Take a look at CockroachDB, which had its first public beta earlier this year [1]. It's directly inspired by Google's F1 and Spanner projects.
It's similar to FoundationDB (the Apple product you're referring to) in that it's an SQL database layered on top of a K/V store. It's based on some clever technology to accomplish distributed transactions, strong consistency and high availability, and is looking very promising.
Appreciate the tip. Im aware of it. They had a recent post on HN where they were just getting around to dealing with stability issues. I was really excited till I saw that. Im holding off for a while till it matures a bit.
I don't think it meets the low latency requirement. It's a CAP theorem joke. Can't have strong consistency across multiple data centers with low latency because you have to read/write from a quorum of DCs in order to maintain availability in case one DC goes down.
Oh yeah. Low latency eould be saying too much. I think its worst-case for strong-consistency is around 30 seconds or so.
Anyway, closest to to low-latency part would be NonStop or OpenVMS clusers across redundant, leased lines. They're fast, scale well at HW level, use ACID databases, and high-availability. Commonly used in transaction processing. One VMS cluster survived 9/11 attack without losing a single transaction. NonStop does up to five 9's. Id be interested in the CAP analysis of these older methods.
It also depends on your definition of data center. It's really multi-region that is the problem since then it's the speed of light you have to deal with.
Quorum across some data centers is fast enough that it's not hard to manage in new applications.
That makes a lot of since. Many of the NonStop and VMS clusters were in same country but far enough from each other to isolate against many disasters. Could be why they did better on the issue.

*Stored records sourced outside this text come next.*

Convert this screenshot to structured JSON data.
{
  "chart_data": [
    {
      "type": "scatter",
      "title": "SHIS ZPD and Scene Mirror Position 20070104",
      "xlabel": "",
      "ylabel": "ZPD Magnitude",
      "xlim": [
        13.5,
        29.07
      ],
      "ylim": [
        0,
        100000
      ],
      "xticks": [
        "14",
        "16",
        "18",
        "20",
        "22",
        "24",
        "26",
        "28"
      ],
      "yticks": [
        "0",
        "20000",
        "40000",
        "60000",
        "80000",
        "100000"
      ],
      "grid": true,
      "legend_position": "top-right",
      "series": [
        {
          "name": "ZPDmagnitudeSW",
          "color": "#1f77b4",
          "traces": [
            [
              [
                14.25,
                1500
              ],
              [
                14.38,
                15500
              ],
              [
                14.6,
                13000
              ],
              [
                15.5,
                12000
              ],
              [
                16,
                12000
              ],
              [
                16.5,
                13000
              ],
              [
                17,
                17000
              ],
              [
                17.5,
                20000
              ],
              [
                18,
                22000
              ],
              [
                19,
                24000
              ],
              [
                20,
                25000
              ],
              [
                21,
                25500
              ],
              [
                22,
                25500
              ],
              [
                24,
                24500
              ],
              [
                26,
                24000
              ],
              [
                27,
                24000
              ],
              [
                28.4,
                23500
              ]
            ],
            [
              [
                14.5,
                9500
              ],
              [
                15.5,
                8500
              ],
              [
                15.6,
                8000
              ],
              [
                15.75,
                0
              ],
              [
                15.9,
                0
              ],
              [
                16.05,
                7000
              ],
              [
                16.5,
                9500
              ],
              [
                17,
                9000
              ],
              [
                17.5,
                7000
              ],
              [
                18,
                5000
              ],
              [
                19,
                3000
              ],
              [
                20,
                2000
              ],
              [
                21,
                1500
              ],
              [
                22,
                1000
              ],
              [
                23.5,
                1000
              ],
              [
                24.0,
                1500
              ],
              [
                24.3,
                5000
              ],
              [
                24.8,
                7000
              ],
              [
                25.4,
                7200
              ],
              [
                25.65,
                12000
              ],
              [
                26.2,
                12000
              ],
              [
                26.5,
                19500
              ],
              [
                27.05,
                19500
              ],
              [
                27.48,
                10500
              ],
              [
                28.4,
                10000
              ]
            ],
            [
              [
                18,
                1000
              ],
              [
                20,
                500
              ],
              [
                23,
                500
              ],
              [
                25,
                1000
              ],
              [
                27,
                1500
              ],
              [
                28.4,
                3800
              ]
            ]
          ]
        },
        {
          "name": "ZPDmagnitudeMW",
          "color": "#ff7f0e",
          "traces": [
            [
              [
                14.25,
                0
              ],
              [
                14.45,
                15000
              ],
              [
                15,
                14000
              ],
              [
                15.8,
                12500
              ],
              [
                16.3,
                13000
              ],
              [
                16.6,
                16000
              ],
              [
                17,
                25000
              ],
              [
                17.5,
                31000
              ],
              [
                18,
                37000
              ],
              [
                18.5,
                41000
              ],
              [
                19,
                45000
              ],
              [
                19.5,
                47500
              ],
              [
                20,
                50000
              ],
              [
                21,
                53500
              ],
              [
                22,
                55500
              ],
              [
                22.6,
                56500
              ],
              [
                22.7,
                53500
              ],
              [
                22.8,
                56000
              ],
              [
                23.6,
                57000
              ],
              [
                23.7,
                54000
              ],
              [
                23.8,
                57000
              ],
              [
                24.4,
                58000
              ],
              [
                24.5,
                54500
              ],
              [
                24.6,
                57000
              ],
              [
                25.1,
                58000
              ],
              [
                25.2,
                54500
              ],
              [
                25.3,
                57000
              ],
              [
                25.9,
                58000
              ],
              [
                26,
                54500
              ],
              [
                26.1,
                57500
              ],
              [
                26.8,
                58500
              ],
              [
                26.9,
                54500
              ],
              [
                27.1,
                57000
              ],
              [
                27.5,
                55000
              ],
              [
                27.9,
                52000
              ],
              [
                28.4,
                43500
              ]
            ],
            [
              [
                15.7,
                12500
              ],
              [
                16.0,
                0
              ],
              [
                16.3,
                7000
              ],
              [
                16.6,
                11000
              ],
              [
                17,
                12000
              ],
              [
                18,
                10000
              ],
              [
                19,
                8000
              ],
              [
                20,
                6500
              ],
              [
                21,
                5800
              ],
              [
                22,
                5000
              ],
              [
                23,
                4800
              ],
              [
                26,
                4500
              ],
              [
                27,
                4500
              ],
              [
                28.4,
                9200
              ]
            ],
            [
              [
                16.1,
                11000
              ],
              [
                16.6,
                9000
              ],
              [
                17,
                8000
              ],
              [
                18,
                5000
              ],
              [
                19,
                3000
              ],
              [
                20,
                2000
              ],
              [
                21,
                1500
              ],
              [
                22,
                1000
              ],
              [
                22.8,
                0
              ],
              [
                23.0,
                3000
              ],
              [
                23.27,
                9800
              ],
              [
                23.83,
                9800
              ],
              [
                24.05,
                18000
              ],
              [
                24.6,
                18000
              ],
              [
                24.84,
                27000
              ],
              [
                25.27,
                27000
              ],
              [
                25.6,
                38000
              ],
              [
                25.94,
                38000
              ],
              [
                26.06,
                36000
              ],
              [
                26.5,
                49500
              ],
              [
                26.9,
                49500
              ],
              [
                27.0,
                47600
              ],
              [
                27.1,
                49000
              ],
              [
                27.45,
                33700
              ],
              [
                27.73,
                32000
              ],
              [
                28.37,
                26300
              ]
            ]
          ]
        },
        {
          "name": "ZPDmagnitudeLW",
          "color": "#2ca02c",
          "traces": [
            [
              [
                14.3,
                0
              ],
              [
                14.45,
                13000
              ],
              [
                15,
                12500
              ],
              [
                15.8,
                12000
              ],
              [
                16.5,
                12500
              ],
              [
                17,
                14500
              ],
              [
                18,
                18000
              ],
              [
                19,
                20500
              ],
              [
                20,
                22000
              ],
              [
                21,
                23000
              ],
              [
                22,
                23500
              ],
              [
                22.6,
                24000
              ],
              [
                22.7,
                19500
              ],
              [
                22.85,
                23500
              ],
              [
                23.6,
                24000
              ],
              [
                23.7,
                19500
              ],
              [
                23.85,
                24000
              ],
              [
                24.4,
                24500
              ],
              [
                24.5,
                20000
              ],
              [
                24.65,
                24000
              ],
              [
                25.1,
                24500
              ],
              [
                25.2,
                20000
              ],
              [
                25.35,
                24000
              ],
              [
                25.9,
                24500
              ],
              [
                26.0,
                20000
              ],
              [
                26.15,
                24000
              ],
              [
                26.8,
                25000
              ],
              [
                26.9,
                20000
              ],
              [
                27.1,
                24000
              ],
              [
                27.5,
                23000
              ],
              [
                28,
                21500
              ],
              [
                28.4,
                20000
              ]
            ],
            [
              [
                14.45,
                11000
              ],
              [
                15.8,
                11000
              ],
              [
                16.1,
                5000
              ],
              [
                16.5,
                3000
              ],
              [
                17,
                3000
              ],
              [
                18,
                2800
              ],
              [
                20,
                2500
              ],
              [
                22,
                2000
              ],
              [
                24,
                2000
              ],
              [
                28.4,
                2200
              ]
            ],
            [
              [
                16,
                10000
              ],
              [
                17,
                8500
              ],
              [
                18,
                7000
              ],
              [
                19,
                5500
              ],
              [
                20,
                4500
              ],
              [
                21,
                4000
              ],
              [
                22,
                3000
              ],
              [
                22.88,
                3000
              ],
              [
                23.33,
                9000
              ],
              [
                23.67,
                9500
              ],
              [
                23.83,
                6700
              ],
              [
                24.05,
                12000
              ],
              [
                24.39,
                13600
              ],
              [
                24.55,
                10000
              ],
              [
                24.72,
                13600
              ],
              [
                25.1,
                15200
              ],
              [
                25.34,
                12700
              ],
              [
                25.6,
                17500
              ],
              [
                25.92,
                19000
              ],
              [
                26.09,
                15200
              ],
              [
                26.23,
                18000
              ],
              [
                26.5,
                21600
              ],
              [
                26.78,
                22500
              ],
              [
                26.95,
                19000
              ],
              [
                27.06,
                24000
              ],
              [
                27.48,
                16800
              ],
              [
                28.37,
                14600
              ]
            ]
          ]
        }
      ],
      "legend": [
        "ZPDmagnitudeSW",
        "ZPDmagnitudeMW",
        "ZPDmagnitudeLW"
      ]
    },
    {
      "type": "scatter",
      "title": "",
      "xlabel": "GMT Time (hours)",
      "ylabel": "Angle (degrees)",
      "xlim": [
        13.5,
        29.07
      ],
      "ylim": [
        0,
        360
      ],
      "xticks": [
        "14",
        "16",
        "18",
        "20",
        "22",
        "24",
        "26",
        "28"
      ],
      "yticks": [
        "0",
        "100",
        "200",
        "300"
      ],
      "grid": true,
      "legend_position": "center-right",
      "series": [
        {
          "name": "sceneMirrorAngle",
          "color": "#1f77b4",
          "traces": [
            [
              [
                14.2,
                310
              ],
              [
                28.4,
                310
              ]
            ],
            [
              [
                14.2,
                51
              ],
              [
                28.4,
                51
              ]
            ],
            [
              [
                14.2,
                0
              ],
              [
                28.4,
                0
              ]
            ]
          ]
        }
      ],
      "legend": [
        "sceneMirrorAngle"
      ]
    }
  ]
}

I'm working on a secondary index implementation in redis using modules, that should be out in a few days. It indexes redis hashes similar to how you index tables.
The secondary index module will be more focused on automating more traditional indexing of numbers and simple string values. It has an SQL-ish language for WHERE expressions, and then the result of that is piped to any redis command you want it to.
Yeah, that blog post is also me :) hehe. Anyway glad to hear you find it interesting. If you want to help out ping me. There's tons of stuff on the roadmap, and currently I'm almost entirely focused on the secondary index.
I still see some issues with it:
1. redis being single-thread, where inverted-indexes are ~easily sharable by cores (i think based on what I've read). This making hotspots easier(since it's a single core not single machine)
2. sharing of data(terms) between multiple indexes on 1 server (like in elasticsearch you use _routing, but all things are in 1 index, though some people like separate-per-user like dropbox does)
3. cluster not fully nice yet (losing writes)
4. no option to merge from different nodes (or even redis-api to do so as far as I know)
Salvatore just added support for asynchronous operations in side threads in modules. This would allow merging results from the cluster possible, and I want to get to it soon. I'm now implementing it in the client side and it works great, but I want it to be as transparent as in elastic.
The recent additions would also allow more parallelization of the indexes for reads. I could create RW mutexes in the engine and allow multiple clients to work on the same term index. It won't be trivial but it's not super hard as well.
Anyway, if you want to continue the discussion further, we can take it to reddit (I haven't posted the benchmarks there yet, it's a good idea anyway), or just email me, dvir at redis labs.
Yes it is something that I certainly want soon, but there's no ETA at the moment. I haven't yet fully flushed out the strategy for sharding the key space.
Apparently, in-memory DBs in now. They're fast and all, that's nice, but I'm still running on a machine with 8 Gigs of ram, and when the dataset starts to exceed that, I want an option other than "grab some more DDR3." I remember the fate of TinyMUD: on-disk operation must at least be an option for any DB I'd use for datasets of a non-fixed size.